Meu pequeno cineasta,
te sinto e nem ao menos te vi. Sem nem ao menos tocar-me acabaste por deixar em mim, em corpo, buracos, ausências, saudades. Lembro quando cantavas para mim aquela canção do Chico Buarque - entre tantas outras. Dizias em silêncio e fúria: "meu amado vai usar/ palavras como se elas fossem mãos/ tantos rodeios/ para enfim enfim me roubar/ coisas que dele já são". Cantavas dedilhando meu pescoço, "sussurrando em falsete em falsete coisas que nem sei contar" (que o seja, já que estamos musicais). Dizias de mim, com as palavras de Lábia, como alguém ardiloso, secreto, perigoso. Ao menos o penso que era assim. E penso porque também te guardo assim.
Ah!, meu carinho. Quem diria que chegaríamos a tanto? Queria saber somar, mas só sei me dividir. Antes pensava nisso como vantagem, mas há tantos pedaços de mim espalhados entre aqui, eu e ti que já nem reconheço minhas próprias geografias. Mais uma vez, falando com lábia, "há sempre um tempo, um batimento". O nosso parece ser esse descompasso, a música atravessando a cena, transbordando.
Te vejo em excessos, em quadros, em igrejas pela cidade. Entre aqui e lá, muito laços, atados. Mais lá ainda que dentro, em mim. Sua presença faz duvidar toda minha geometria e segurança. Tua presença provoca até mesmo meu princípio fundamental de não agressão. Um sem número de vezes me vi avaliando se minhas palavras eram uma expressão genuína de afeto, ou uma lâmina. Dizes não ter expectativa sobre nós, e eu em segredo tento confirmar em mim também algo parecido. Conseguiremos?
Quando a câmera de Bergman se aproxima em close aos rostos dos atores e todo o mundo que os rodeia desaparece: eis a imagem da mais profunda solidão. Lembro da conversa de Ana. A câmera segura e certa naquele todo-mar de olhos azuis rodeado por sardas vermelhas. Os cabelos louros, a boca farta.

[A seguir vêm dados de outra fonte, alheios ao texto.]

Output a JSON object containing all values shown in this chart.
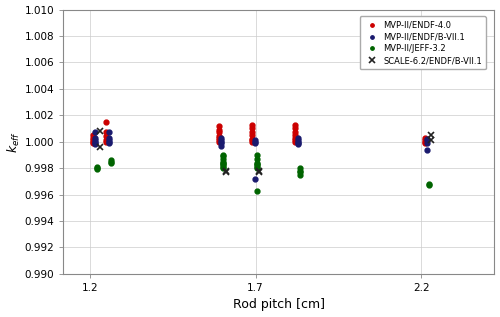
{
  "xlabel": "Rod pitch [cm]",
  "ylabel": "k_eff",
  "xlim": [
    1.12,
    2.42
  ],
  "ylim": [
    0.99,
    1.01
  ],
  "yticks": [
    0.99,
    0.992,
    0.994,
    0.996,
    0.998,
    1.0,
    1.002,
    1.004,
    1.006,
    1.008,
    1.01
  ],
  "xticks": [
    1.2,
    1.7,
    2.2
  ],
  "series": {
    "ENDF": {
      "color": "#cc0000",
      "label": "MVP-II/ENDF-4.0",
      "data": {
        "1.220": [
          1.0005,
          1.0003,
          1.0001,
          1.0,
          0.9999
        ],
        "1.260": [
          1.0015,
          1.0007,
          1.0004,
          1.0001,
          1.0
        ],
        "1.600": [
          1.0012,
          1.0009,
          1.0007,
          1.0004,
          1.0003,
          1.0001,
          1.0
        ],
        "1.700": [
          1.0013,
          1.001,
          1.0007,
          1.0005,
          1.0002,
          1.0001,
          1.0
        ],
        "1.830": [
          1.0013,
          1.001,
          1.0007,
          1.0005,
          1.0003,
          1.0001,
          1.0
        ],
        "2.220": [
          1.0003,
          1.0001,
          1.0,
          0.9999
        ]
      }
    },
    "ENDFB": {
      "color": "#1a1a6e",
      "label": "MVP-II/ENDF/B-VII.1",
      "data": {
        "1.220": [
          1.0007,
          1.0003,
          1.0001,
          1.0,
          0.9999,
          0.9998
        ],
        "1.260": [
          1.0007,
          1.0003,
          1.0001,
          1.0,
          0.9999
        ],
        "1.600": [
          1.0003,
          1.0001,
          1.0,
          0.9999,
          0.9997
        ],
        "1.700": [
          1.0001,
          1.0,
          0.9999,
          0.9972
        ],
        "1.830": [
          1.0003,
          1.0001,
          1.0,
          0.9999,
          0.9998
        ],
        "2.220": [
          1.0002,
          1.0001,
          0.9999,
          0.9994
        ]
      }
    },
    "JEFF": {
      "color": "#006400",
      "label": "MVP-II/JEFF-3.2",
      "data": {
        "1.220": [
          0.9981,
          0.998,
          0.9979
        ],
        "1.260": [
          0.9986,
          0.9985,
          0.9984
        ],
        "1.600": [
          0.999,
          0.9989,
          0.9987,
          0.9985,
          0.9984,
          0.9983,
          0.9982,
          0.9981,
          0.998
        ],
        "1.700": [
          0.999,
          0.9987,
          0.9984,
          0.9983,
          0.9982,
          0.9981,
          0.998,
          0.9963
        ],
        "1.830": [
          0.998,
          0.9978,
          0.9977,
          0.9975
        ],
        "2.220": [
          0.9968,
          0.9967
        ]
      }
    },
    "SCALE": {
      "color": "#222222",
      "label": "SCALE-6.2/ENDF/B-VII.1",
      "data": {
        "1.220": [
          1.0008,
          0.9996
        ],
        "1.600": [
          0.9978,
          0.9977
        ],
        "1.700": [
          0.9978,
          0.9977
        ],
        "2.220": [
          1.0005,
          1.0001
        ]
      }
    }
  }
}
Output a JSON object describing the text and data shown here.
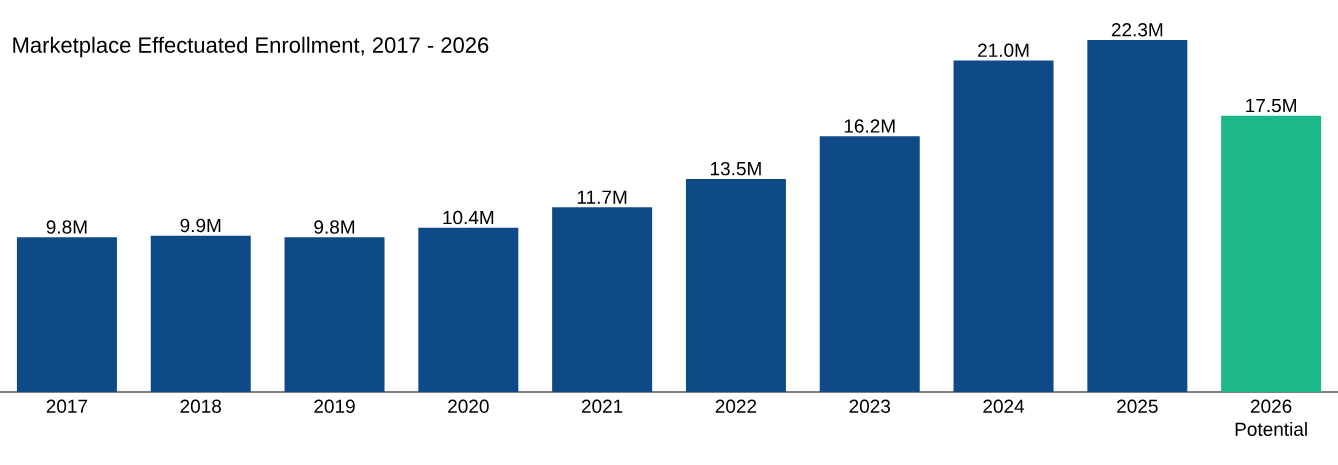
{
  "chart_data": {
    "type": "bar",
    "title": "Marketplace Effectuated Enrollment, 2017 - 2026",
    "categories": [
      "2017",
      "2018",
      "2019",
      "2020",
      "2021",
      "2022",
      "2023",
      "2024",
      "2025",
      "2026 Potential"
    ],
    "values": [
      9.8,
      9.9,
      9.8,
      10.4,
      11.7,
      13.5,
      16.2,
      21.0,
      22.3,
      17.5
    ],
    "value_labels": [
      "9.8M",
      "9.9M",
      "9.8M",
      "10.4M",
      "11.7M",
      "13.5M",
      "16.2M",
      "21.0M",
      "22.3M",
      "17.5M"
    ],
    "colors": [
      "#0e4a87",
      "#0e4a87",
      "#0e4a87",
      "#0e4a87",
      "#0e4a87",
      "#0e4a87",
      "#0e4a87",
      "#0e4a87",
      "#0e4a87",
      "#1db88a"
    ]
  }
}
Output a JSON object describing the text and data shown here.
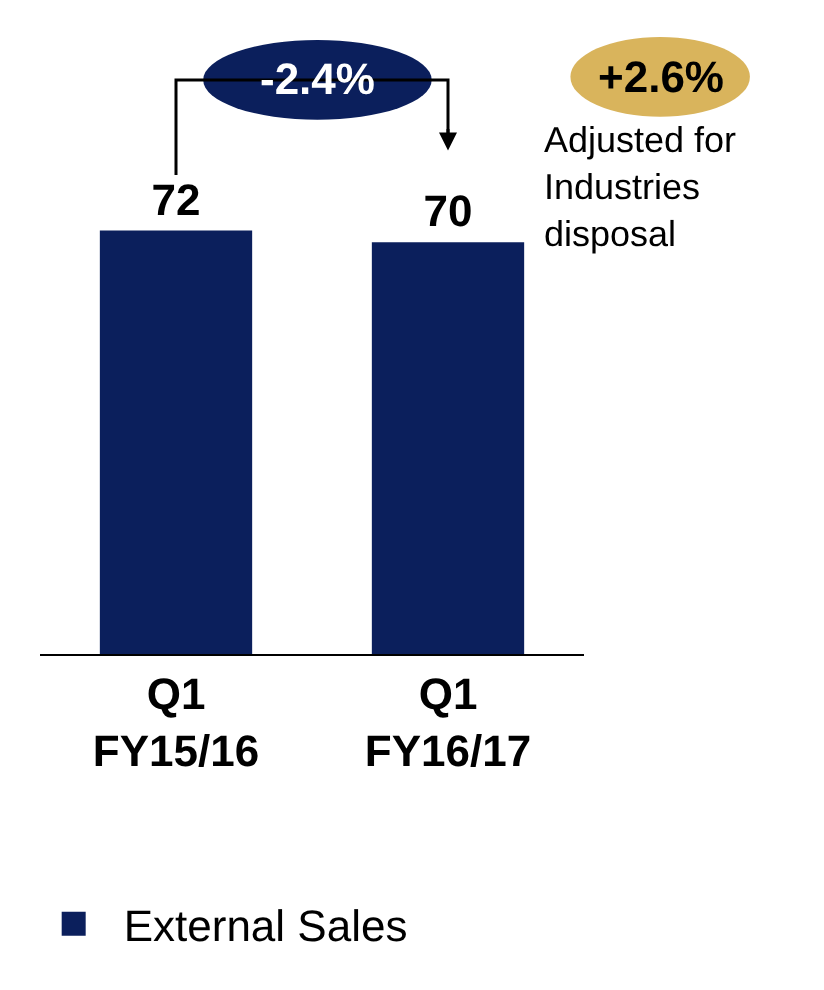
{
  "chart_data": {
    "type": "bar",
    "categories": [
      "Q1\nFY15/16",
      "Q1\nFY16/17"
    ],
    "series": [
      {
        "name": "External Sales",
        "color": "#0b1f5c",
        "values": [
          72,
          70
        ]
      }
    ],
    "data_labels": true,
    "annotations": [
      "-2.4%",
      "+2.6%",
      "Adjusted for\nIndustries\ndisposal"
    ],
    "legend": "bottom",
    "grid": false
  }
}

Me atordoa ouvi-la dizer, como promessa: "E tivemos o maior carinho um pelo outro para sempre". Me atordoa, porque assim como ela, as palavras me parecem banais, não comunicam a experiência, "ainda que seja através delas que eu me defenda" (já diria Bethânia).
Sou um homem dividido, fractal. Me vejo em muitos, refletido, desmontado. Uma parte se aproximou de ti nesse semana. Uma parte. Não sei ser todo, me dói. E meu desafio é ser pedaço em um mundo que exige integridade, completude. Isso não me serve, me esvazia, me força uma cola, um cimento que corrói. Me mata assim como teus olhos através das lentes, tua mão suave, a barba breve, a voz que "viola meus ouvidos". Mas seu teu assassinato cotidiano, os pedaços de mim que pousam sobre ti se esvaem, como um sopro.
Sopra sobre mim tuas palavras, Quero-as, ainda que banais. Tenho esperanças de que algo de ti chegue a mim, ainda que por equívoco. Dizes-me de ti.
Contigo,
T.
P.s.: envio-te junto meu presente pelo teu dias de anos e um pequeno poema do Vinicius. Fica bem. Fica perto.